British Universities Film & Video Council

moving image and sound, knowledge and access

The Private Eye

The volume’s second half considers the private eye’s relationship with ‘work’ and ‘home’ in more detail, discussing the ways in which the relationship of the personal and professional is central in understanding his flawed embodiment of masculine ideals. Recalling some of the tropes common to classic noir, the detective film frequently eschews a conventional vision of family life for a disconnected, fragmentary image of community relationships where ‘home’ only really exists through a network of professional contacts and casual acquaintances – a moveable concept subservient to the detective’s indefatigable work ethic. Although this tireless search for truth may promise advances in understanding, Nicol demonstrates that the eye’s all-consuming approach to detection can often lead to poor judgement and obscured ‘vision’ – a subjectivity that is often stressed in the detective film’s use of point of view camerawork and voiceover narration. In turning his eye upon the people, objects, and spaces of investigation, the detective also reveals the ways in which his gaze provides voyeuristic satisfaction that goes beyond the professional acquisition of knowledge to incorporate personal, private pleasure in the act of looking itself. The investigator’s gaze is therefore never truly impartial, further compromising any attempt to separate the professional from the private – something that becomes particularly obvious when the object of the investigative gaze is a woman (for example, Blue Velvet’s Dorothy or Vertigo’s ‘Madeleine’). The eye’s single-minded dedication to his profession therefore simultaneously undermines his ability to perform both at work and in private, often exposing his initial air of independence and self-awareness as a sham – albeit a sham that continues to exude a strangely fascinating mixture of power and vulnerability.

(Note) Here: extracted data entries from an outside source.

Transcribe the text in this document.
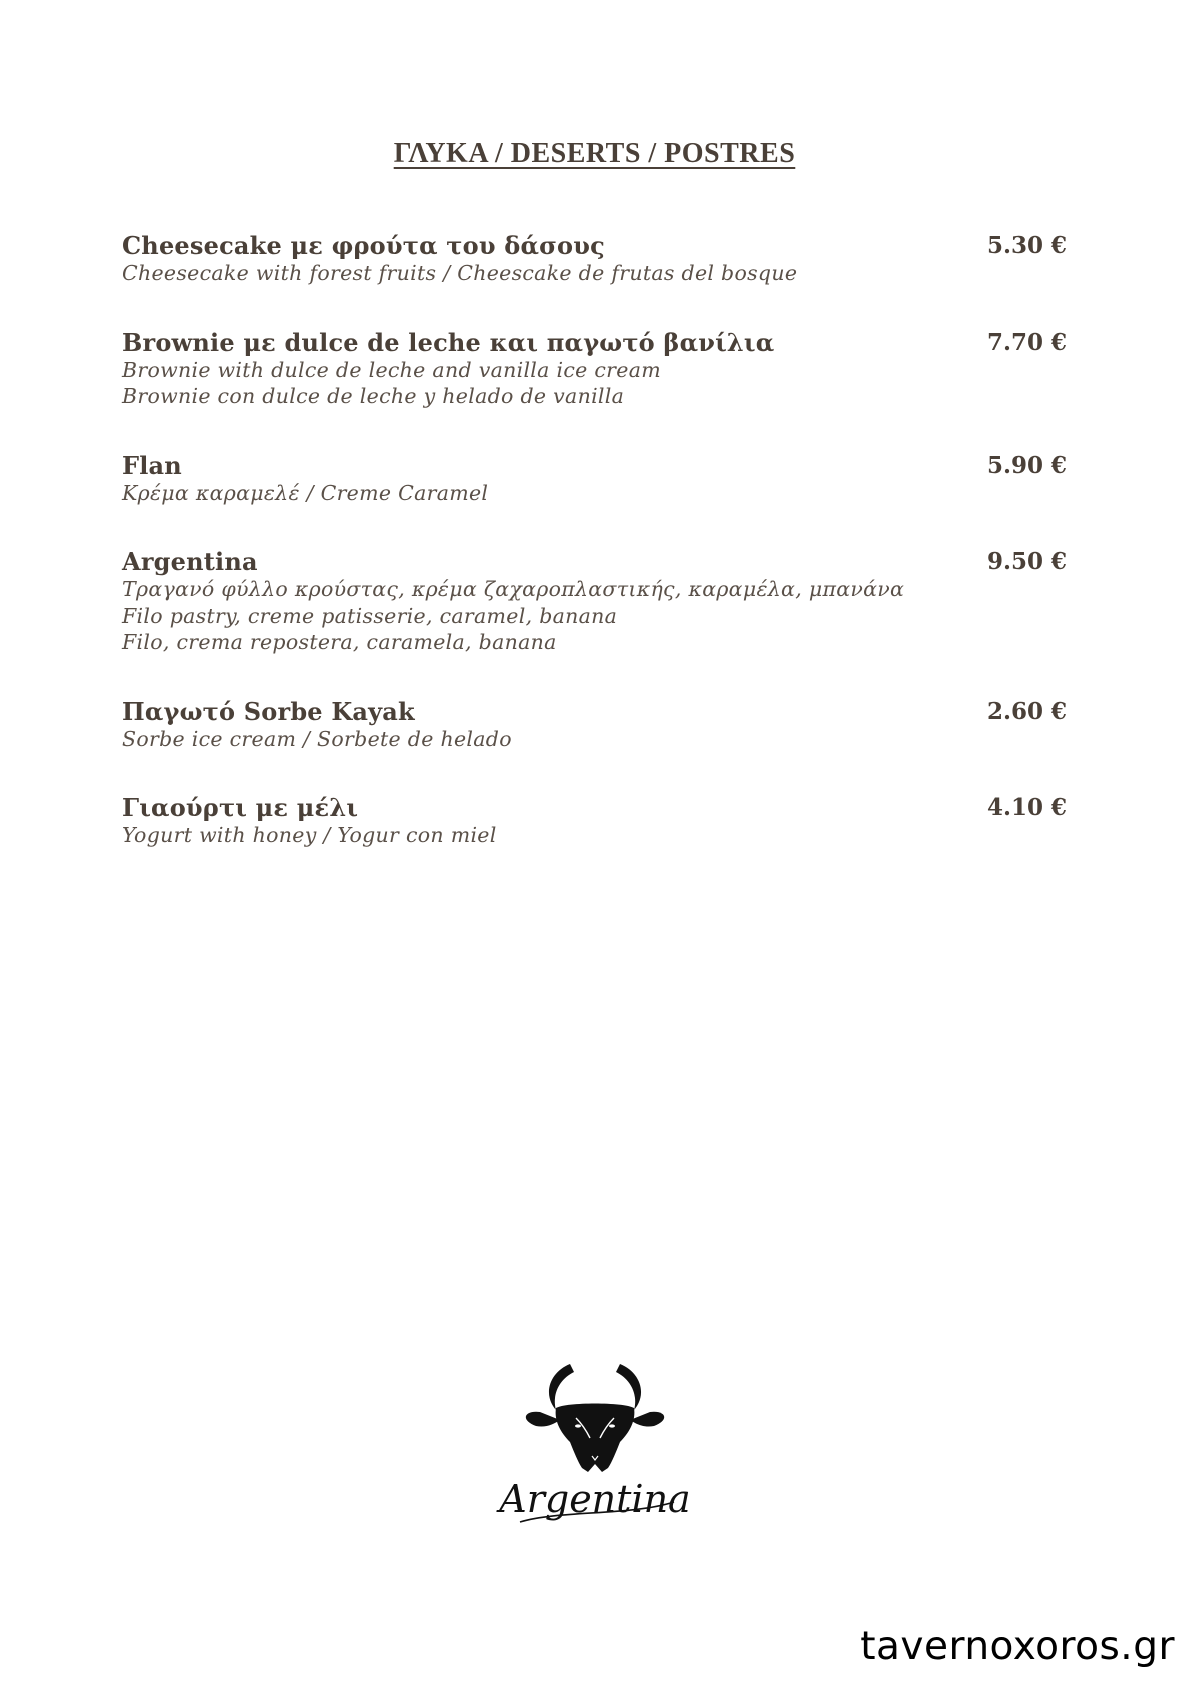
ΓΛΥΚΑ / DESERTS / POSTRES
Cheesecake με φρούτα του δάσους	5.30 €
Cheesecake with forest fruits / Cheescake de frutas del bosque
Brownie με dulce de leche και παγωτό βανίλια	7.70 €
Brownie with dulce de leche and vanilla ice cream
Brownie con dulce de leche y helado de vanilla
Flan	5.90 €
Κρέμα καραμελέ / Creme Caramel
Argentina	9.50 €
Τραγανό φύλλο κρούστας, κρέμα ζαχαροπλαστικής, καραμέλα, μπανάνα
Filo pastry, creme patisserie, caramel, banana
Filo, crema repostera, caramela, banana
Παγωτό Sorbe Kayak	2.60 €
Sorbe ice cream / Sorbete de helado
Γιαούρτι με μέλι	4.10 €
Yogurt with honey / Yogur con miel
Argentina
tavernoxoros.gr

… an ideal introduction to the cinematic sleuth

Throughout, Nicol takes a left-field approach to the history and cultural life of a familiar figure, examining the tensions between public and private that make the detective’s particular brand of masculinity so problematic and so enduring. Full of stills, The Private Eye provides an ideal introduction to the cinematic sleuth, working particularly well as a counterpart to more stylistically focused analyses of film noir and neo-noir. The volume complements and extends other work on gender and sexuality in the crime film, and unearths new ways to think about the simultaneous quests for personal, romantic, and investigative fulfilment that characterise the detective film.